Antonio Oliveira Santos
Presidente da Confederação Nacional do Comércio de Bens, Serviços e Turismo
Antonio Oliveira Santos
Presidente da Confederação Nacional do Comércio de Bens, Serviços e Turismo
Há abundante literatura sobre o conceito de bem-estar, sobretudo em língua inglesa. Não é conceito trivial. Numa apertada síntese, seria a sensação de felicidade resultante da prosperidade e do grau de higidez, quer do indivíduo quer de uma comunidade. O conceito envolve o atendimento de necessidades materiais e não materiais. No Estado de Bem-Estar (Welfare State), parte substancial do gasto público está orientada para a garantia das necessidades básicas do indivíduo. Os países escandinavos são o melhor exemplo de Estado de Bem-Estar, onde a pessoa humana tem suas necessidades básicas cobertas pelo Estado, do berço ao túmulo (from cradle to grave).
Os dados básicos que fundamentam a argumentação sobre os avanços no bem-estar do brasileiro derivam da Pesquisa Nacional Domiciliar por Amostra (PNAD) levada a cabo em 6 regiões metropolitanas do País.

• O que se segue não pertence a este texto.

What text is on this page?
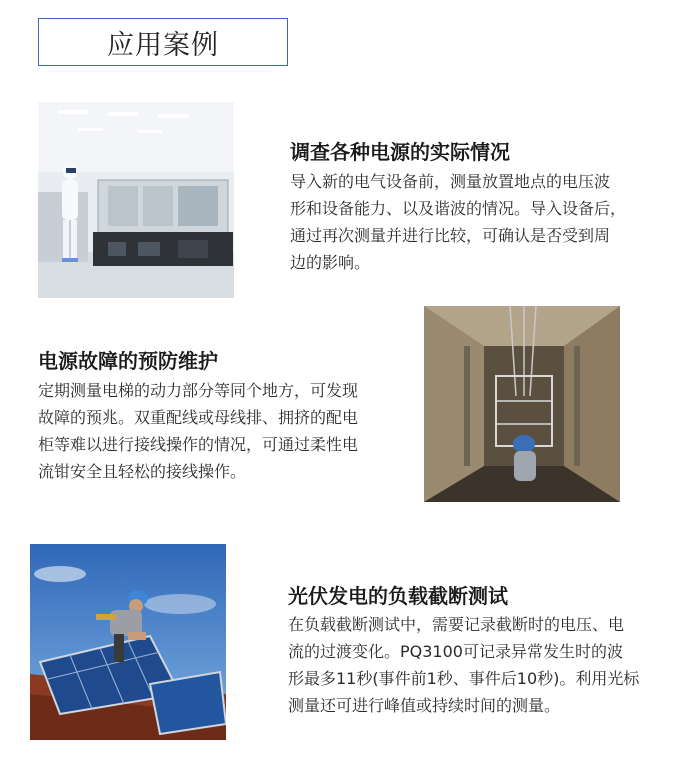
应用案例
调查各种电源的实际情况
导入新的电气设备前，测量放置地点的电压波
形和设备能力、以及谐波的情况。导入设备后，
通过再次测量并进行比较，可确认是否受到周
边的影响。
电源故障的预防维护
定期测量电梯的动力部分等同个地方，可发现
故障的预兆。双重配线或母线排、拥挤的配电
柜等难以进行接线操作的情况，可通过柔性电
流钳安全且轻松的接线操作。
光伏发电的负载截断测试
在负载截断测试中，需要记录截断时的电压、电
流的过渡变化。PQ3100可记录异常发生时的波
形最多11秒(事件前1秒、事件后10秒)。利用光标
测量还可进行峰值或持续时间的测量。
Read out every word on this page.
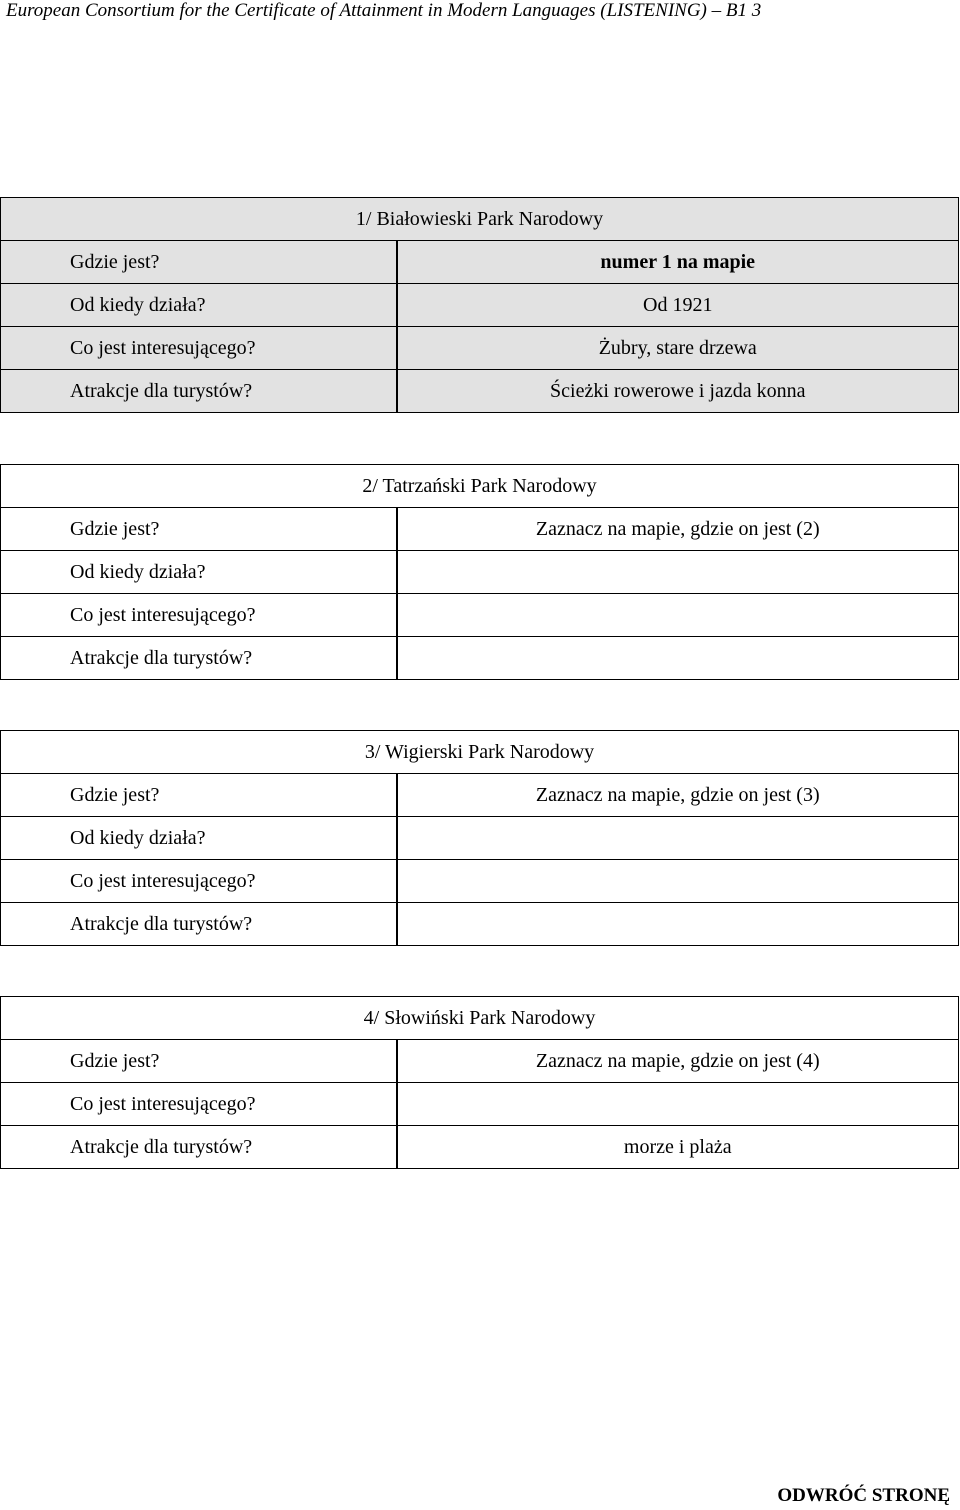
European Consortium for the Certificate of Attainment in Modern Languages (LISTENING) – B1 3
1/ Białowieski Park Narodowy	
Gdzie jest?	numer 1 na mapie
Od kiedy działa?	Od 1921
Co jest interesującego?	Żubry, stare drzewa
Atrakcje dla turystów?	Ścieżki rowerowe i jazda konna
2/ Tatrzański Park Narodowy	
Gdzie jest?	Zaznacz na mapie, gdzie on jest (2)
Od kiedy działa?	
Co jest interesującego?	
Atrakcje dla turystów?	
3/ Wigierski Park Narodowy	
Gdzie jest?	Zaznacz na mapie, gdzie on jest (3)
Od kiedy działa?	
Co jest interesującego?	
Atrakcje dla turystów?	
4/ Słowiński Park Narodowy	
Gdzie jest?	Zaznacz na mapie, gdzie on jest (4)
Co jest interesującego?	
Atrakcje dla turystów?	morze i plaża
ODWRÓĆ STRONĘ
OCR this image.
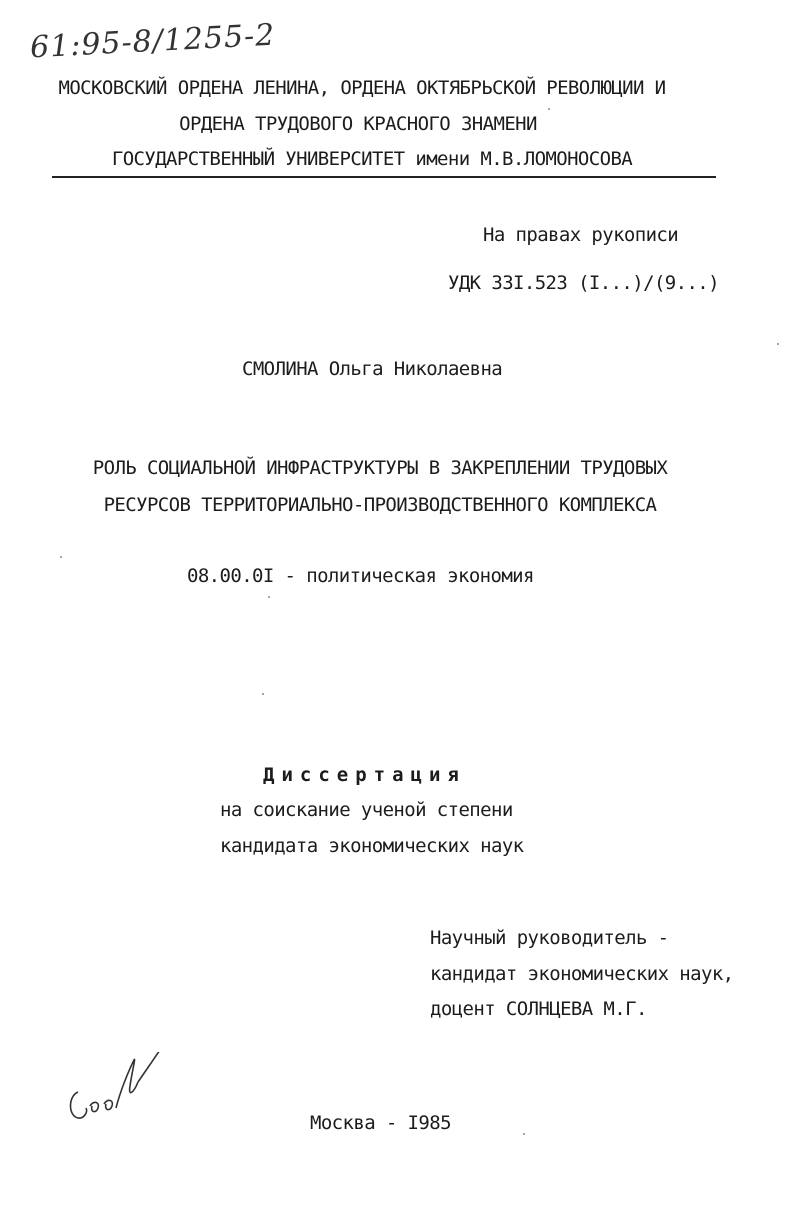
61:95-8/1255-2
МОСКОВСКИЙ ОРДЕНА ЛЕНИНА, ОРДЕНА ОКТЯБРЬСКОЙ РЕВОЛЮЦИИ И
ОРДЕНА ТРУДОВОГО КРАСНОГО ЗНАМЕНИ
ГОСУДАРСТВЕННЫЙ УНИВЕРСИТЕТ имени М.В.ЛОМОНОСОВА
На правах рукописи
УДК 33I.523 (I...)/(9...)
СМОЛИНА Ольга Николаевна
РОЛЬ СОЦИАЛЬНОЙ ИНФРАСТРУКТУРЫ В ЗАКРЕПЛЕНИИ ТРУДОВЫХ
РЕСУРСОВ ТЕРРИТОРИАЛЬНО-ПРОИЗВОДСТВЕННОГО КОМПЛЕКСА
08.00.0I - политическая экономия
Диссертация
на соискание ученой степени
кандидата экономических наук
Научный руководитель -
кандидат экономических наук,
доцент СОЛНЦЕВА М.Г.
Москва - I985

Ramo da Estatística Matemática, a amostragem permite expandir um número limitado de observações para representar todo o universo pesquisado, com margem de erro determinada.
Comparando os dados da PNAD de 2003 e 2013, num procedimento que os economistas denominam de estática comparativa, é possível concluir que, entre esses dois períodos, a renda real per capita cresceu 27,8% e a renda média 51,7%. Essa diferença de taxas se explica pelo fato dos 10% mais pobres da população terem tido um acréscimo de renda de 106,17%. Portanto, uma redução da desigualdade.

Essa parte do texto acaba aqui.